Andy Murray can win more Grand Slams with his metal hip, according to his fitness trainer.
“Anything is possible,” claimed Matt Little. “Andy just has this X Factor that normal people just don't have so there is no limit to what he can do.”
The story of Murray's return to tennis is documented in the Amazon Prime film Andy Murray: Resurfacing which is out on Friday.
The next chapter in the Scot's story will be a return Down Under in January a year on from fearing his career was over.
A second hip surgery has been followed by a comeback which saw Murray claim the European Open in Antwerp in his last ATP Tour event after a thrilling final against Stan Wawrinka.
The three-time Grand Slam champion played only one match at the Davis Cup to rest a groin strain but will head out to Miami for a two-week training block with his team next week.
“Can Andy win Grand Slams again, starting with the Australian Open? I think so,” said Little. “There is no reason why not really not if he is feeling good and he is in good shape going into the tournament.
"That final against Stan was three hours after playing four or five other matches that week that were all tough.
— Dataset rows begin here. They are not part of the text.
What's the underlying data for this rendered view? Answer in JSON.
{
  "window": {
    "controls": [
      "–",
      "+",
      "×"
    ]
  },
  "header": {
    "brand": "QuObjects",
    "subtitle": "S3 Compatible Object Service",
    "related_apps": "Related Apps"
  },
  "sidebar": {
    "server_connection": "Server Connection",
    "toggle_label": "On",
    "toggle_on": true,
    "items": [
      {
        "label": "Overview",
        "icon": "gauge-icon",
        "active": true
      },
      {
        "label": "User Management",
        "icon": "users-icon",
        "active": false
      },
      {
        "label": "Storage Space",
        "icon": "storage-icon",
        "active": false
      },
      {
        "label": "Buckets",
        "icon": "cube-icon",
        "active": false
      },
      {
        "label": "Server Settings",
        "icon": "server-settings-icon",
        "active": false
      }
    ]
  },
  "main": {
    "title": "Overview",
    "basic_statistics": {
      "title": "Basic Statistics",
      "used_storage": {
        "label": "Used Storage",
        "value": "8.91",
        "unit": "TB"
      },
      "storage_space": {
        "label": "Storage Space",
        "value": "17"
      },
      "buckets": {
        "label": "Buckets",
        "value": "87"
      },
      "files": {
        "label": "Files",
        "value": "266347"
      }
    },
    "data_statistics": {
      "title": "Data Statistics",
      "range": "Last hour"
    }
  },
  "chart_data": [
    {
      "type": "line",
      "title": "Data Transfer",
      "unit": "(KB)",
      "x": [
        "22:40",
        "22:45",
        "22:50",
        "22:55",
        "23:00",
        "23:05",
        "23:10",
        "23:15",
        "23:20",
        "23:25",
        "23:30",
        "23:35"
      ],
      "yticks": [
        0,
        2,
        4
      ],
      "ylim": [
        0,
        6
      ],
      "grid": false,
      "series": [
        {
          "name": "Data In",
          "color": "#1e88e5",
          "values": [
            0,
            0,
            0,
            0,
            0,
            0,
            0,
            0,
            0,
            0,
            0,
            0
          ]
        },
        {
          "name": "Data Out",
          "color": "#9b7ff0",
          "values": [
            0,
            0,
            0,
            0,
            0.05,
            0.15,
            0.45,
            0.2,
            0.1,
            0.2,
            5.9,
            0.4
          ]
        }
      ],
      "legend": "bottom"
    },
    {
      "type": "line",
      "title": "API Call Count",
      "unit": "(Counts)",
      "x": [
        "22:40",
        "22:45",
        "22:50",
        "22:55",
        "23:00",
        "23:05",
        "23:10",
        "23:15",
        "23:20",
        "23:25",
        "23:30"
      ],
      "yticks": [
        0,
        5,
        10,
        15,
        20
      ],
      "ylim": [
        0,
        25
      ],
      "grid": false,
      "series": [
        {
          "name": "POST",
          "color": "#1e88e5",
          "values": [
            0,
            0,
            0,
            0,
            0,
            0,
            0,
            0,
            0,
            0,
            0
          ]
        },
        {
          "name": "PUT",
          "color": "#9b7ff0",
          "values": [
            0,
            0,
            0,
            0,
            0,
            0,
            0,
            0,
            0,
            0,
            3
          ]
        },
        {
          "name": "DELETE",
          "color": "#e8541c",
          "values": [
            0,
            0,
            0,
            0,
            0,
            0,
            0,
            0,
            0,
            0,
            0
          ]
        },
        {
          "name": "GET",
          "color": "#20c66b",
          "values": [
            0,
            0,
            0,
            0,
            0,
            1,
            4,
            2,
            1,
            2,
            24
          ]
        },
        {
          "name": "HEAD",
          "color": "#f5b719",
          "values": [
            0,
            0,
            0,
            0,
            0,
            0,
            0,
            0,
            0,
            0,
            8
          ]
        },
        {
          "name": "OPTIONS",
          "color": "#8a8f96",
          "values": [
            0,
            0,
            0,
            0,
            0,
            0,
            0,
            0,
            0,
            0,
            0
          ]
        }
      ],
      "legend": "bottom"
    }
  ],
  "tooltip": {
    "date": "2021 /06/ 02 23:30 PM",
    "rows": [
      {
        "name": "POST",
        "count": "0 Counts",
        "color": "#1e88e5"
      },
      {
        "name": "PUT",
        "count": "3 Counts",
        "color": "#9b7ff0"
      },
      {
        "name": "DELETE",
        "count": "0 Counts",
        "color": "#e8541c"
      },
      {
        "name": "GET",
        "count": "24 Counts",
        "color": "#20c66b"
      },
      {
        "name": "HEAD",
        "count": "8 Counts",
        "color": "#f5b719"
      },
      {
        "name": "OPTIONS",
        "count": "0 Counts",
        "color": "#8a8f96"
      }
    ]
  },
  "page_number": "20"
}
And in Slams you get a day off as well. And it is Andy. This is the thing. Andy just has this X Factor that normal people just don't have. So there is no limit to what he can do – there has never been a limit to what he can do.
“The pain he can push himself through on the court is more than everyone else. If it all ends today, what he achieved in winning that tournament in Antwerp is ridiculous.
"That was seven, eight months after surgery. You have seen the surgery now in the documentary – they basically cut his arse off and pulled his bone out through it.
"To have that happen to you and then seven, eight months later to beat Stan Wawrinka, in the final of a decent level tournament, it is ridiculous to expect to do that and that is what he has done.
“The other guys are trying hard against him. They don't want to probably lose to a guy with a metal hip either. But the result in Antwerp makes you optimistic for next year. Anything is possible.”
This upbeat mood is in stark contrast to moments in the film where Murray decided to quit in Miami in December 2018 because he could not longer handle the pain.
Little, who has worked as Murray's strength and conditioning coach since 2007, recalled: “We were in pieces, absolute bits.
"Myself, Jamie (Delgado), and Shane (Annun), there were a lot of tears in that locker room. It was great for our wives to come along to the premiere and see what we have been through in the last few years
Murray has yet to set a schedule for 2020 – and could follow Roger Federer's lead and skip the clay-court season to rest his body.
“We will manage his schedule very carefully, very carefully, and very objectively,” Little added. “There has been no blueprint for this. No one has ever done this before. We have no idea what is around the corner.”
Andy Murray: Resurfacing launches today on Amazon Prime Video.